Paper tubes are a part of most people’s lives in the United States, but we rarely think about them. Essential in everyday items like paper towels and parmesan cheese containers, this humble product is what Ken Barmore has built a career of manufacturing. A lifelong entrepreneur and a prostate cancer survivor, Ken has also devoted time to researching and supporting cutting-edge cancer treatments.
He enjoyed 43 years of marriage with his first wife and more than 20 with his second wife, Kay, whom he recently lost to cancer. Kay and Ken shared a philosophy of not settling for the status quo and seeking solutions. Eight years ago, Ken, owner of the Chicago Mailing Tube Co., established a charitable remainder annuity trust that names the Cancer Research Institute as the beneficiary. “I hope that I am remembered for promoting advancements and better ways of doing things,” Ken says. Ken chose the Cancer Research Institute as beneficiary of his trust because he seeks to support an improved and more effective cancer treatment through immunology. Soon afterward, Kay helped to found the LUNGevity Foundation, a private provider of lung cancer research funds.

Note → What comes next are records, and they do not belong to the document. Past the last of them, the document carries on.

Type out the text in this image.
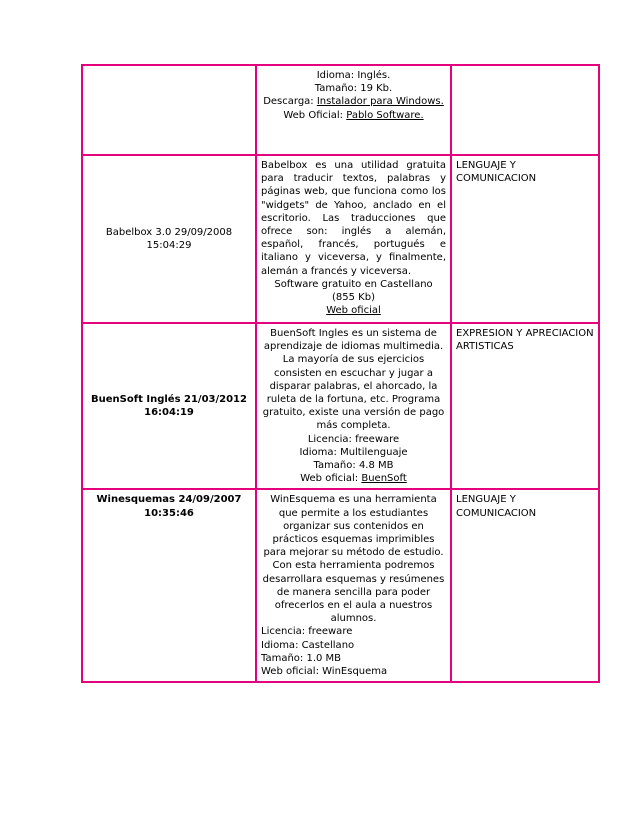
	Idioma: Inglés.
Tamaño: 19 Kb.
Descarga: Instalador para Windows.
Web Oficial: Pablo Software.	

Babelbox 3.0 29/09/2008 15:04:29	Babelbox es una utilidad gratuita para traducir textos, palabras y páginas web, que funciona como los "widgets" de Yahoo, anclado en el escritorio. Las traducciones que ofrece son: inglés a alemán, español, francés, portugués e italiano y viceversa, y finalmente, alemán a francés y viceversa.
Software gratuito en Castellano
(855 Kb)
Web oficial	LENGUAJE Y COMUNICACION
BuenSoft Inglés 21/03/2012 16:04:19	BuenSoft Ingles es un sistema de aprendizaje de idiomas multimedia. La mayoría de sus ejercicios consisten en escuchar y jugar a disparar palabras, el ahorcado, la ruleta de la fortuna, etc. Programa gratuito, existe una versión de pago más completa.
Licencia: freeware
Idioma: Multilenguaje
Tamaño: 4.8 MB
Web oficial: BuenSoft	EXPRESION Y APRECIACION ARTISTICAS
Winesquemas 24/09/2007 10:35:46	WinEsquema es una herramienta que permite a los estudiantes organizar sus contenidos en prácticos esquemas imprimibles para mejorar su método de estudio. Con esta herramienta podremos desarrollara esquemas y resúmenes de manera sencilla para poder ofrecerlos en el aula a nuestros alumnos.
Licencia: freeware
Idioma: Castellano
Tamaño: 1.0 MB
Web oficial: WinEsquema	LENGUAJE Y COMUNICACION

The charitable trust ensures that Ken receives an annual annuity for the rest of his life and a one-time tax deduction based on the trust contribution he has made. When he dies, the balance of the trust will be distributed to the Cancer Research Institute to use in support of its laboratory and clinical research. With this gift, he helps the Cancer Research Institute achieve its vision: the immunological treatment, control and prevention of cancer.
Ken has acted as a catalyst for innovation throughout his life. Beginning life as a farm boy in rural Illinois, Ken cycled through a number of jobs, including driving a city bus, maintaining the coal supply for the local electric company and being a quick study of engineering at a power plant during the war. There he found that he had a knack for designing tools. He joined a friend’s company where he honed his craft of translating the needs of an inventor or entrepreneur into specific pieces of machinery.
Eventually Ken began capitalizing on his design talents as an entrepreneur. As an engineer he found that his skills were very transferable. Ken says, “It doesn’t matter what kind of machinery you are using, it’s the same principles of design.” With that in mind he took over the Chicago Mailing Tube Co. 58 years ago, and it has thrived ever since. Once only servicing the Chicago area, he now does business throughout the Midwest. He has adapted to new customers, purchased companies that used to buy from him and brought his grandson, Keith Shimon, into the business who has helped modernize their business strategy.
As a man with a thirst for new ideas and supportive of the innovations of others, Ken says, “I appreciate the pioneering spirit of the CRI folks, and I trust them to give us new answers to cancer.”